Category Archives: anarchy

A satanic gynæcologist

Dalrymple points out that J.G. Ballard’s High-Rise (1975)

has several doctors as characters: a lecturer in physiology at a medical school, a psychiatrist, some neurosurgeons, and a gynæcologist.

The book

is typical of his dystopian genre. The high-rise of the title is one of four 40-storey blocks of flats built in the docklands area of London (as the novel was published in 1975, the location is an instance of Ballard’s prescience).

The residents of the new development, all of the professional classes,

start a war against each other of a class nature (the higher the floor you live on, the higher your social status).

Eventually there is anarchy.

Everything is vandalised, the services cease to work, rubbish accumulates everywhere, the walls are covered in graffiti, and the residents raid one another for food and eat each other’s pet dogs.

Dalrymple notes that almost every element of Ballard’s fictional horror is visible in less extreme form in the real world today.

Pangbourne, the gynæcologist,

is among the worst characters in the breakdown of order. Rich and successful, he lives on the highest floor, the 40th, and has led a raid with women acolytes to the lower floors, capturing an accountant and a meteorologist.

Dalrymple asks:

Which of us has never met a Pangbourne?

Looters at the ready

The threat of barbarism and mob rule

In conditions of anarchy, after, for instance, a hurricane,

a crude and violent order, based upon brute force and psychopathic ruthlessness, soon establishes itself, which regards philanthropy not as a friend but as an enemy and a threat.

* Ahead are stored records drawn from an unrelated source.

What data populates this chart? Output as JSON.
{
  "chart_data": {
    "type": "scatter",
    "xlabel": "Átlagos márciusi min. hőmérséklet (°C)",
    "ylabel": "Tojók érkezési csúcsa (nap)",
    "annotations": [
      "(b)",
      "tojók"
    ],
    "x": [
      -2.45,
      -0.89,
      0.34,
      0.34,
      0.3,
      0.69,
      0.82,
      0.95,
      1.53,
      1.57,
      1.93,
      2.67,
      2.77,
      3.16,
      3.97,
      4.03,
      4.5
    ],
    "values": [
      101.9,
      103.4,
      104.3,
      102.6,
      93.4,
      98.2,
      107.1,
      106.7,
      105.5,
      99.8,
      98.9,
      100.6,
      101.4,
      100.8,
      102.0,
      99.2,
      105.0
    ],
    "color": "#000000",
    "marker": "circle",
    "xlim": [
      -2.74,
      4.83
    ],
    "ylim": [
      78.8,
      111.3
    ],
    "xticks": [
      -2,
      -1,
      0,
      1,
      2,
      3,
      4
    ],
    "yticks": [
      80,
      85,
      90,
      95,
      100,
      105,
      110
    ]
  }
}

While Dalrymple acknowledges that

all of us who were born with original sin (or whatever you want to call man’s fundamental natural flaws) are capable of savagery in the right circumstances,

he points out that by no means all of us

immediately lose our veneer of civilisation in conditions of adversity, however great. A veneer may be thin, but this makes it more, not less, precious, and its upkeep more, not less, important.

Looters, Dalrymple notes,

look bitter, angry, resentful, and vengeful as they go about what British burglars are inclined (in all seriousness) to call their ‘work’. The gangs are reported to have used racial taunts during their depredations. In all probability, the looters believe that, in removing as much as they can from stores, they are not so much stealing as performing acts of restitution or compensatory justice for wrongs received. They are not wronging the owners of the stores; on the contrary, the owners of the stores have wronged them over the years by restricting their access to the goods they covet and to which they believe they have a right. The hurricane has thus given them the opportunity to take justice into their own hands and settle old scores.

It is, he says,

a terrible indictment of all the efforts undertaken in recent years by government welfare programmes and institutions that practice affirmative action, such as universities, to ameliorate the condition of underclass blacks. It implies that the nihilistic alienation of the looters and gang members is as great as that to be found in Soweto at the height of the apartheid regime. Far from ameliorating the situation, then, the billions spent on welfare programmes, and the intellectual ingenuity expended on justifying the unjustifiable in the form of affirmative action, have resulted in a hatred that is bitter and widespread among those condescended to in this manner.